Wednesday, 24 June 2026

Loss and Advaitha

Just as morning follows night, gain inevitably follows loss. At each important stage of our lifespan we leave behind a part of us who we identified with and step into a new sense of identity. Life is a series of alternations between expansion and contraction. Though we may desire  just the positive and dread the negative , the impersonal current of our existence inexorably moves by laws over which we have little or no control. Our destiny is already pre-ordained according to Bhagawan , it is just a question of whether we identify with the prarabdha of our body-mind complex or not. 

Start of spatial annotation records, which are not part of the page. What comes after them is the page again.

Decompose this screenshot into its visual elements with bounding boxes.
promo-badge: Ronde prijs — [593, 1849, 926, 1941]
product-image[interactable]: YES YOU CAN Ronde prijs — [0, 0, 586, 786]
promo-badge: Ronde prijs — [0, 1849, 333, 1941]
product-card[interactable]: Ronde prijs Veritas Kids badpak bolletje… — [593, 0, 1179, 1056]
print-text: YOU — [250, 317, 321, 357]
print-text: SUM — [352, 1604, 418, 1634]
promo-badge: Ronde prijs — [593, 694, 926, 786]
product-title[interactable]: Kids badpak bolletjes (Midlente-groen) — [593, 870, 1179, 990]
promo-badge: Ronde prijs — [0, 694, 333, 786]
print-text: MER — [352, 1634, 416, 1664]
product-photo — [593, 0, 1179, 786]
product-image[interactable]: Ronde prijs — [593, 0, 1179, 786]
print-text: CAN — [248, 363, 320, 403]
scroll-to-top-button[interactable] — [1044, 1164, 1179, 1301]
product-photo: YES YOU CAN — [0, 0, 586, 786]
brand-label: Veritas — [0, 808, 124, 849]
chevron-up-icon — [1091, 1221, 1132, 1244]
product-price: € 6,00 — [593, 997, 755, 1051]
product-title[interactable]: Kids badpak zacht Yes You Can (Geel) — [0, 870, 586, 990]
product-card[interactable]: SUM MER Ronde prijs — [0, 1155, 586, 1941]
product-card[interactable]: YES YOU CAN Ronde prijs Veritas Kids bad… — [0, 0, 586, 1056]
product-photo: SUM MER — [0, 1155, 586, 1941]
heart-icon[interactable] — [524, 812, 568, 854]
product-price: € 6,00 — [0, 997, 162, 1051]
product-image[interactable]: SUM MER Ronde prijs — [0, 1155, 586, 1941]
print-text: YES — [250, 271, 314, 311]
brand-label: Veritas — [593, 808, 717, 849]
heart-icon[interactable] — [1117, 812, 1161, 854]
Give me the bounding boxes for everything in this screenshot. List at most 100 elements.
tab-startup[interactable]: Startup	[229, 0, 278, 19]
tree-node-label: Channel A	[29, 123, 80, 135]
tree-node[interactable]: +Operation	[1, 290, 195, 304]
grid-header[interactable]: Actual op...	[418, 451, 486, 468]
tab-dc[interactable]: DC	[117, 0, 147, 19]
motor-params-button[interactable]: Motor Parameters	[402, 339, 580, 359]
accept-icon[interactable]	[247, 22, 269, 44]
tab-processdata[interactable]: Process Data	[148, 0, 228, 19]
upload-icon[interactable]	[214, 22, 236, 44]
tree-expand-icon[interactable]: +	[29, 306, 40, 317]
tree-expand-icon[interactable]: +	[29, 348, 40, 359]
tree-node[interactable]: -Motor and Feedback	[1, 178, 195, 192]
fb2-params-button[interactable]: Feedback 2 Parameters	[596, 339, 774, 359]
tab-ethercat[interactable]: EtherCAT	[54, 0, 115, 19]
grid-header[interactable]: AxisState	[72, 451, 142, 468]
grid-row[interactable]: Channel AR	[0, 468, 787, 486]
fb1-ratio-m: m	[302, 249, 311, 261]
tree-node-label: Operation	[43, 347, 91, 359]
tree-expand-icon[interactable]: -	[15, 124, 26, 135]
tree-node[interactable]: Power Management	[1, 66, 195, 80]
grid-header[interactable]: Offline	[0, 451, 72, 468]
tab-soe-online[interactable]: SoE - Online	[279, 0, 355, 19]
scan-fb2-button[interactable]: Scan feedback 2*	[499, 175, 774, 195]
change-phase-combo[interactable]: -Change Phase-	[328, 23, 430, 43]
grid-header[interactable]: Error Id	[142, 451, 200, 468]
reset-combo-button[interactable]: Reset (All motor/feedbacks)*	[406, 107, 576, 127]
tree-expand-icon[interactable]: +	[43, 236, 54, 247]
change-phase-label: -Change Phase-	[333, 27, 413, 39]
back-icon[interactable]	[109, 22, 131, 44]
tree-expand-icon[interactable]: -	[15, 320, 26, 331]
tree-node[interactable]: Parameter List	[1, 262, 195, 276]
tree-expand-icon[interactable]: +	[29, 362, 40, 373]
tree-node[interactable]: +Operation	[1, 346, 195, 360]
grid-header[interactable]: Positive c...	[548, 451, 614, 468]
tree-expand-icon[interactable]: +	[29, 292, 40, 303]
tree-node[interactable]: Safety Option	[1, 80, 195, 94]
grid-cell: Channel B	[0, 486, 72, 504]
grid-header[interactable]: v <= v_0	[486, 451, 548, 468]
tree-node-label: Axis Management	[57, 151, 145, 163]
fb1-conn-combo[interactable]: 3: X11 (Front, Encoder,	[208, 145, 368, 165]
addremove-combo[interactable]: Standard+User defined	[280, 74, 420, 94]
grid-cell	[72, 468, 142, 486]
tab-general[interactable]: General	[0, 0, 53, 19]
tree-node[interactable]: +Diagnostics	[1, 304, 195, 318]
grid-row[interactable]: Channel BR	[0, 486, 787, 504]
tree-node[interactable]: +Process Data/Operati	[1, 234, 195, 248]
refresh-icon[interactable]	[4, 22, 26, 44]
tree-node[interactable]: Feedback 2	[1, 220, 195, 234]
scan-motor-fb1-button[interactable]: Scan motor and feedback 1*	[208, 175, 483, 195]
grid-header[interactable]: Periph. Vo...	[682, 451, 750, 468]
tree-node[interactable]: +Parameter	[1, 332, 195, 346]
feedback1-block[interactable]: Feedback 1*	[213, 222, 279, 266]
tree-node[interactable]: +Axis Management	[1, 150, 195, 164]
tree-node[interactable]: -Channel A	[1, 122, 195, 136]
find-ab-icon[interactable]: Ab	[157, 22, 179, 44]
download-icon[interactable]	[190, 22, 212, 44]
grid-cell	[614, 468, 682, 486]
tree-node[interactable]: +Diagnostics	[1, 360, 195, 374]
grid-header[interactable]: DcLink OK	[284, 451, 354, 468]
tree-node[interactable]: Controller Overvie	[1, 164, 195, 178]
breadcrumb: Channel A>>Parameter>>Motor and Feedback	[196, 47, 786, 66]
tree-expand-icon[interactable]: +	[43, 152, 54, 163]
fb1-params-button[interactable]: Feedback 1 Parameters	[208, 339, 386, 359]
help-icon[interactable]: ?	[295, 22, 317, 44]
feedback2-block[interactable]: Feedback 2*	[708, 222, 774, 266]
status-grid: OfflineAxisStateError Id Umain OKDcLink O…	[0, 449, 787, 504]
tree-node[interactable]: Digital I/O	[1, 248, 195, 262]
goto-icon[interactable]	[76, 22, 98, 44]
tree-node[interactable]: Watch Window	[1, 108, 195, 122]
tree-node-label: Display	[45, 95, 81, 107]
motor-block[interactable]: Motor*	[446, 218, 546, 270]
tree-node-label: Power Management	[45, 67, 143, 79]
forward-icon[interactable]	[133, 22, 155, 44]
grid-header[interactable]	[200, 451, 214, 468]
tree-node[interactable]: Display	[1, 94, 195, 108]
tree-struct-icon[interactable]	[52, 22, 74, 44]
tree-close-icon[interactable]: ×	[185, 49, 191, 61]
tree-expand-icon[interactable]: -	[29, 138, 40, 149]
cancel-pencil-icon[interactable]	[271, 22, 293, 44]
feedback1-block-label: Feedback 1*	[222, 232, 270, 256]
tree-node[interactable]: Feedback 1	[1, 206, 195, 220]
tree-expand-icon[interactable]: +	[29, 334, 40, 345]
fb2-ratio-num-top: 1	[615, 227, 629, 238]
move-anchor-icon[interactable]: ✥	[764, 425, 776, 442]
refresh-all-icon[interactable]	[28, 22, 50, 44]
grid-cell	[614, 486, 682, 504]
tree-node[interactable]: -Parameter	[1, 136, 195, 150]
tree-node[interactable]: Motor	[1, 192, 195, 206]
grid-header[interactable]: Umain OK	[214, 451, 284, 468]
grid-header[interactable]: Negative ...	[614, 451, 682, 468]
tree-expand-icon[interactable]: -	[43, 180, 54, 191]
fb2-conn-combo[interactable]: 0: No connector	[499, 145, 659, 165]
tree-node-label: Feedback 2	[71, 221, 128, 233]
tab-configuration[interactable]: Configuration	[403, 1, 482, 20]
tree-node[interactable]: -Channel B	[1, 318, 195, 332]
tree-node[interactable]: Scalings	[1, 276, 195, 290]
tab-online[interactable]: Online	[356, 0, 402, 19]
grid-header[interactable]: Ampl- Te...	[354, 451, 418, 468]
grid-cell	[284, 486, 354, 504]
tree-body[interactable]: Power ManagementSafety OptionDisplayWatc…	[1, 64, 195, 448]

Arthur Osborn once described life in terms of an analogy of sitting in a boat going down a stream without any idea of its course and without knowing what bends or falls loom ahead. The only one who could know all that he said , was one who was sitting on a hill over looking the stream and seeing exactly where the travelers were going. We live with approximations and our understanding is fragmentary. Though we have religious , scientific , social and personal explanations but none of them are ultimately satisfactory because death is implacable.

Saturday, 20 June 2026

Bondage and Liberation

It is only if bondage is real that liberation and the nature of its experiences have to be considered. So far as the SELF (Purusha) is concerned it has really no bondage in any of the four states. As bondage is merely a verbal assumption according to emphatic proclamation of the Vedanta system, how can the question of Liberation ,which depends upon the question of bondage , arise when there is no bondage? Without knowing this truth, to enquire into the nature of bondage and Liberation , is like enquiring into the non-existent height, color , etc of a barren woman's son or the horns of a hare. 

Sunday, 17 May 2026

Sadhana and Sadhaka

 Long time since I started blogging. But Bhagawan's Grace which is ever flowing initiated me to write this.


The foremost sadhaka is he who has surrendered himself completely to the practice, which he views as the only reason for his being in an embodied existence. Nothing else matters to him. His mind remains fixed on the search for the Heart , whether in hi meditation, which is the time for intense concentration, or in his studies. In this mood he mood he makes rapid progress, for then the mind will be able to shed quickly much for its inherited encumbrances and propensities, its vasanas- and replace them by the habits of the QUEST. He asks nothing of the Guru that has no bearing on his Sadhana , and desires nothing but to be left in peace to pursue it in his own way.